Il faut noter que Rosa Luxemburg, alors en conflit avec le courant réformiste majoritaire qui refuse de la suivre dans son combat frontal contre le pouvoir impérial, ne dénonce pas la République en tant que telle. Ce qu’elle combat, c’est la république bourgeoise et sa confiscation de la révolution. Ce qu’elle combat, c’est cette « République sans Républicains » qui utilise le mot magique de république pour « pacifier le peuple » et s’assurer ainsi définitivement son pouvoir : « Le climat politique de cette France bourgeoise, de la France de Thiers et de Favre, a été décrit de façon classique par Jules Guesde dans son remarquable pamphlet de 1872, dans lequel il dénonce le crime de Versailles et qualifie la France de “République sans Républicains”. La France bourgeoise de 1871 était une République sans Républicains, tout comme celles de 1792 et 1848. Et si néanmoins cette même bourgeoisie réactionnaire et monarchiste a fondé la Troisième république et cette fois pour toujours, la raison essentielle en était d’une part la peur qu’elle avait du prolétariat, la conviction donc, après un siècle de révolution, que le prolétariat momentanément vaincu ne pouvait être pacifié que par une constitution républicaine, et d’autre part la certitude que le prolétariat vaincu cette fois ne pourrait alors reprendre la barre de la République pour apporter le désordre dans cette société bourgeoise avec ses fantasmes “sociaux” et ses volontés de subversion. Le journal Rappel a dévoilé clairement ce secret de la IIIe République dans son du 4 avril 1874. On peut y lire : “ Les travailleurs supportent leur misère dans le calme parce que le gouvernement se nomme républicain.” Ce mot exerce une influence magique sur l’esprit des travailleurs, cette supercherie les maintient dans l’espoir. [7] »

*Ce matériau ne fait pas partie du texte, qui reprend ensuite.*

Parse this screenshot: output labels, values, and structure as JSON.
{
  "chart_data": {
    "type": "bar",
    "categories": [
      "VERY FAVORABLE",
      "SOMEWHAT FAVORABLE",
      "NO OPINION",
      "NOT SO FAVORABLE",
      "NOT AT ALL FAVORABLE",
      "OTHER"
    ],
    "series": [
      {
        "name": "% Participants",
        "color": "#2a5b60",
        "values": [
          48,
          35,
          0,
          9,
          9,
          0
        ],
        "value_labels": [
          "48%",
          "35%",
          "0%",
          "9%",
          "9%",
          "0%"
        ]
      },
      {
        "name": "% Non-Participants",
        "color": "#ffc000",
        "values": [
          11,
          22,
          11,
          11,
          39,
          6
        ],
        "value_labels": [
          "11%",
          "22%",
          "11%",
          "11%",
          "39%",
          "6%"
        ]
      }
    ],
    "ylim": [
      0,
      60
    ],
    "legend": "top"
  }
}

Traduction et commentaires Dominique Villaeys-Poirré (relecture Alice Vincent), dans le cadre de son travail pour le site Comprendre-avec-rosa-luxemburg et d’un livre à paraître sur « Rosa Luxemburg et la Commune ».

Sur « Rosa Luxemburg et la Commune », écouter et regarder Sabrina Lorre.

Les cinq premiers volumes des œuvres de Rosa Luxemburg sont parus chez Agone et Smolny (2009-2019).

Notes
  • 1.

    Extrait de Karl Marx, Le 18 brumaire de L. Bonaparte, Marxiste.org.

  • 2.

    Les citations de la correspondance sont issues du tome 4 des Gesammelte Briefe (Dietz Verlag) ; l’édition de la correspondance de Rosa Luxemburg est en préparation aux éditions Agone & Smolny (2022).

  • 3.

    Rosa Luxemburg, discours de mars 1907, à Hambourg, tenu après l’échec aux élections où les exactions coloniales et le colonialisme ont marqué le scrutin ; la petite-bourgeoisie ayant, selon Rosa Luxemburg, donné la victoire aux conservateurs.

  • 4.

    Rosa Luxemburg, « La Révolution en Russie », paru le 16 février 1905 dans le n° 39 de la Sächsische Arbeiter-Zeitung (Dresden).

  • 5.

    Rosa Luxemburg, « Réforme sociale ou Révolution ? » (1899), Le But final. Écrits politique, Spartacus, 2016.

  • 6.

    Rosa Luxemburg, « Martinique », Leipziger Volkszeitung, le 15 mai 1902, n° 109. Écrit après l’irruption du Mont Pelé, cet article est notamment fameux pour la citation : « Aucun volcan n’avait éclaté, aucun jet de lave n’avait été versé. Vos canons, République, ont tiré sur la foule compacte, poussant des cris de douleur – plus de 20 000 cadavres ont recouvert les trottoirs de Paris. »

  • 7.

    Rosa Luxemburg, « Les enseignements des trois Doumas » (1908).